IX. Jeju... jak on pachniał....

1.6K 89 7
                                    

*Muza-media*

Dodany już w 2016 roku!!!

No to nadszedł czas na przedostatni rozdział... Jak to minęło.... :P 

Ostatni pojawi się chyba jeszcze dzisiaj... 

______

-To co idziemy?

- Idziemy. – dodała ze stresem, wymalowanym na twarzy.

Leo złapał ją za rękę, cała się trzęsła.

Dwa dni temu byli na organizacyjnym spotkaniu u Simona. A teraz nadszedł dzień pierwszego koncertu.

Lena nie spała całą noc. Teraz szli hotelowym korytarzem. Dziewczynie wydawało się, że jej czarna, kloszowa sukienka jest już cała mokra. Ale kiedy dotknęła jej wolną dłonią, nie było czuć ani kropli potu.

- Hej, ziemia! Nie mdlej mi tu- szatyn zażartował.

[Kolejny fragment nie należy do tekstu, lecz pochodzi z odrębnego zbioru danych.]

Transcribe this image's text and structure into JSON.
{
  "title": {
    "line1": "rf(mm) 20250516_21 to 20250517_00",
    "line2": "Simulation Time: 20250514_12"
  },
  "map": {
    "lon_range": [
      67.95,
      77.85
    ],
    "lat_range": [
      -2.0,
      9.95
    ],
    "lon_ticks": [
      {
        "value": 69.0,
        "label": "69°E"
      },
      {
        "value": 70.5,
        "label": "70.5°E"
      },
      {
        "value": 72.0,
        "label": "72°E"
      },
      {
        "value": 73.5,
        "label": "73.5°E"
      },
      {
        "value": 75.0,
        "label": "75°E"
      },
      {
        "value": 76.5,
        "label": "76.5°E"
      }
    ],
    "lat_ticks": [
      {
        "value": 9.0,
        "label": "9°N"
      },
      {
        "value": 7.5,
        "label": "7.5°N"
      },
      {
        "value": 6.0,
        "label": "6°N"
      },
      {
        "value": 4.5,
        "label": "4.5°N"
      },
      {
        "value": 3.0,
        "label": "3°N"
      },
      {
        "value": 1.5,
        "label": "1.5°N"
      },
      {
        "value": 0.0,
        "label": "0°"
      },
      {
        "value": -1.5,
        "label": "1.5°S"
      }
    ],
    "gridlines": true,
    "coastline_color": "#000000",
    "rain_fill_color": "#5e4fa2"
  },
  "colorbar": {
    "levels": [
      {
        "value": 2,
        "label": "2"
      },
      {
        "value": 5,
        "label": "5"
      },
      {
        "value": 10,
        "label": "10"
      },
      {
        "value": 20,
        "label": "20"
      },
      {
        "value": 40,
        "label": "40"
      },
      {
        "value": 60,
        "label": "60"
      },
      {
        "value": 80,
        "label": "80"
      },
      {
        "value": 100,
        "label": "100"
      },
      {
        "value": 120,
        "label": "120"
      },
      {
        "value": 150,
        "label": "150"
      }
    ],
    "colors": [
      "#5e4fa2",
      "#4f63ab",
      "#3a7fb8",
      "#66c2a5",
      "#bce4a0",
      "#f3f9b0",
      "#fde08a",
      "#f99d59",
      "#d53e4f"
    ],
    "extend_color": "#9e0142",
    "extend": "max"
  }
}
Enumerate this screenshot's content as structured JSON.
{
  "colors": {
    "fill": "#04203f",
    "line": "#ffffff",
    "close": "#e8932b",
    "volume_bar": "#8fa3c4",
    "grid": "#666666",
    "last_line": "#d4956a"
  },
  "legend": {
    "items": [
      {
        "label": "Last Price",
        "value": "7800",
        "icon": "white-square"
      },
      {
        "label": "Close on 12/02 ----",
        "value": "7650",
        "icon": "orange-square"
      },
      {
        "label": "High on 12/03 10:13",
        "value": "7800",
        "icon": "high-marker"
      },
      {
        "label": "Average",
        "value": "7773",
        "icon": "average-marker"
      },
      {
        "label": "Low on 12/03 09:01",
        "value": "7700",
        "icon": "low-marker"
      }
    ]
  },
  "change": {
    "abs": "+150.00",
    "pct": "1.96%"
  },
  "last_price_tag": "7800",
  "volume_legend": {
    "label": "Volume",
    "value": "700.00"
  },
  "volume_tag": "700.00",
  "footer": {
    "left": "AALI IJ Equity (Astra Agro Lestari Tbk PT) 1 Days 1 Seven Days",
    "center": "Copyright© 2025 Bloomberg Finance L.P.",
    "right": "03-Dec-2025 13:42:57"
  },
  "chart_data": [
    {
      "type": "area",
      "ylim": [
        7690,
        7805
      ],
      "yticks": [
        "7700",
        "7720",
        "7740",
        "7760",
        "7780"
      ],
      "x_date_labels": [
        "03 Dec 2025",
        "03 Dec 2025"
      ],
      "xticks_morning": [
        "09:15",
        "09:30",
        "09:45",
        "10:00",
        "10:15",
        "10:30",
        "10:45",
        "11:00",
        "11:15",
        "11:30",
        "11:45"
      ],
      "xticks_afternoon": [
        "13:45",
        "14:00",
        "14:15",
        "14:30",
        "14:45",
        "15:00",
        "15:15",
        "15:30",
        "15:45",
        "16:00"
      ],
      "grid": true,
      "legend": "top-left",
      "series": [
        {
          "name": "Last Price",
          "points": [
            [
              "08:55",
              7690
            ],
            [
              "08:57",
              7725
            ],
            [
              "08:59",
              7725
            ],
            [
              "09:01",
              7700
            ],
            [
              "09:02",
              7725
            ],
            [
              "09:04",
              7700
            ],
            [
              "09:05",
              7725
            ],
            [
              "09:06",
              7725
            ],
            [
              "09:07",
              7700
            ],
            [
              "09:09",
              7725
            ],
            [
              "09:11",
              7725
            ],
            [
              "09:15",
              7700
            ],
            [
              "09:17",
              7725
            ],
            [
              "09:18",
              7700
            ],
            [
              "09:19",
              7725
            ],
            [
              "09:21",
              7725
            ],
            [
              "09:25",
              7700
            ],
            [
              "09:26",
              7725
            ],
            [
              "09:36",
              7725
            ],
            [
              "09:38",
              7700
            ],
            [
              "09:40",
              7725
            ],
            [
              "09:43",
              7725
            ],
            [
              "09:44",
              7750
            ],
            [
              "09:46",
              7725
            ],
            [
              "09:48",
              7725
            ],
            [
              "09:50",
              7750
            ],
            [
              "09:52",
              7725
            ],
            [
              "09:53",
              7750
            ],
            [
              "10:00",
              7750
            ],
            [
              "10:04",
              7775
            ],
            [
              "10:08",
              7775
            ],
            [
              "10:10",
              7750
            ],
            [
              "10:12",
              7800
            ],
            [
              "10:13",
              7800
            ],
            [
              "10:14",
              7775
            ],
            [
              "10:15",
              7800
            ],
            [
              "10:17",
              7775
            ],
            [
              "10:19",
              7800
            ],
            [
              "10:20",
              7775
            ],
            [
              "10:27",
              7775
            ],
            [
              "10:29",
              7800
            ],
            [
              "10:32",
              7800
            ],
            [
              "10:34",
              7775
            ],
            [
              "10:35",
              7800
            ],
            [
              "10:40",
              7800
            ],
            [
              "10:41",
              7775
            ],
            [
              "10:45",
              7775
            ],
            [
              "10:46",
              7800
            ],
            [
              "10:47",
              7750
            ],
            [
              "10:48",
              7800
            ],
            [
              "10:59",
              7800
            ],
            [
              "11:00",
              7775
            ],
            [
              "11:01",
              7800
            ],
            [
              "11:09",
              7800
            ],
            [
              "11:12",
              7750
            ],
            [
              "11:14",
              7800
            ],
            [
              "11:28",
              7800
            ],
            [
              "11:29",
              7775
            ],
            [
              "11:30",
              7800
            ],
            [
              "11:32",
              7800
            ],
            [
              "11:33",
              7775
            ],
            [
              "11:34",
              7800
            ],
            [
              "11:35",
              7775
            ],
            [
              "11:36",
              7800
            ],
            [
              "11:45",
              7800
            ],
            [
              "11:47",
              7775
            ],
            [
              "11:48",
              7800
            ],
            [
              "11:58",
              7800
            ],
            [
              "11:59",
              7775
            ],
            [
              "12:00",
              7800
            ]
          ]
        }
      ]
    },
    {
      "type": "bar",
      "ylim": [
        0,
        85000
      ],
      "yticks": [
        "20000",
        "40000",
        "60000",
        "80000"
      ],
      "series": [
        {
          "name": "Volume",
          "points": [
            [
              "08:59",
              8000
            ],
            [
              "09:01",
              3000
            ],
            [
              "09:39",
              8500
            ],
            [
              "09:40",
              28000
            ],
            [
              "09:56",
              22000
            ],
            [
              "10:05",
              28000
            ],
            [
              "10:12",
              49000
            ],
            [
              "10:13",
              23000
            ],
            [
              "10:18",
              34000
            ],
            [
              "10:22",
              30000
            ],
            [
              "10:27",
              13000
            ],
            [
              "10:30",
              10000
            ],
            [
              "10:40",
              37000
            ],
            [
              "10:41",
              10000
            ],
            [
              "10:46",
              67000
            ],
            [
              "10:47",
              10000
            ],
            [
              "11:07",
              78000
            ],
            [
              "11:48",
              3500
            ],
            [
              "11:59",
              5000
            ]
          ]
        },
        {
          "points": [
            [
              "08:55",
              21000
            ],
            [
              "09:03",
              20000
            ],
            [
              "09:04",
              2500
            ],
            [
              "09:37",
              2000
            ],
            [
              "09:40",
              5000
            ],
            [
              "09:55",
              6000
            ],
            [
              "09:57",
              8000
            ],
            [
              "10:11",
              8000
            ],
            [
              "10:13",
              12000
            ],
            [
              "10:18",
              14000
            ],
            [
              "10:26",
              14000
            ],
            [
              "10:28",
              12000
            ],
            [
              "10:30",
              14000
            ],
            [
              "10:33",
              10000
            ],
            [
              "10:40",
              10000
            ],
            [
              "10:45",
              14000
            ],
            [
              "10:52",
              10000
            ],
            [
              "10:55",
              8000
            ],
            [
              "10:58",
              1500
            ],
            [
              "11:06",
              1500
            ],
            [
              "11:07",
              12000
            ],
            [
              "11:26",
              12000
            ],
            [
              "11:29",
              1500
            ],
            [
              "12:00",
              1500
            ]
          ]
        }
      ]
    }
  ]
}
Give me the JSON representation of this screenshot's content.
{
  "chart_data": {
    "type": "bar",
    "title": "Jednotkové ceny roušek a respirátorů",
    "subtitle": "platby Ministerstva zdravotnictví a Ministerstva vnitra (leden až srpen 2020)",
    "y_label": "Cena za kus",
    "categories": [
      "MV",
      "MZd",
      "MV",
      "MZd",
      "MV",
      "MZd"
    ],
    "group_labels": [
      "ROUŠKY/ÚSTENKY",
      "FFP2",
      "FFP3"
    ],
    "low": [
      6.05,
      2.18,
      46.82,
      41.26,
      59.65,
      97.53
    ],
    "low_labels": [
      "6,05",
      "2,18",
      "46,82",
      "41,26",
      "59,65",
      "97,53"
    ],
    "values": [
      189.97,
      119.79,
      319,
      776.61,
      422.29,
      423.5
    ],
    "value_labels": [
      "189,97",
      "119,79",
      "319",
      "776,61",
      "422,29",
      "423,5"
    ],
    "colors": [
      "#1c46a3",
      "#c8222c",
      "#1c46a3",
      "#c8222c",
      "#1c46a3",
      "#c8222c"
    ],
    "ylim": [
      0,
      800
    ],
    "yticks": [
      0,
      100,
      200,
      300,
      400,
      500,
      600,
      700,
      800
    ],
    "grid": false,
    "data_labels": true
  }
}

Lena zdobyła się tylko na uśmiech. Myślała, że zaraz eksploduje. Kiedy dodawała covery, siedziała za ekranem monitora. Nie czuła tego stresu... A teraz... Szła na swój pierwszy w życiu KONCERT. Gdyby Leo nie trzymał jej za rękę, chyba naprawdę by się przewróciła.

***

O kurde. Ile tu było ludzi... Po lewej krzątały się makijażystki i fryzjerki.... Kilka menadżerów, plątało się po backstage'u, pisało coś na laptopach, wykonywało telefony...Lena siedziała na kanapie i przyglądała się każdemu z osobna.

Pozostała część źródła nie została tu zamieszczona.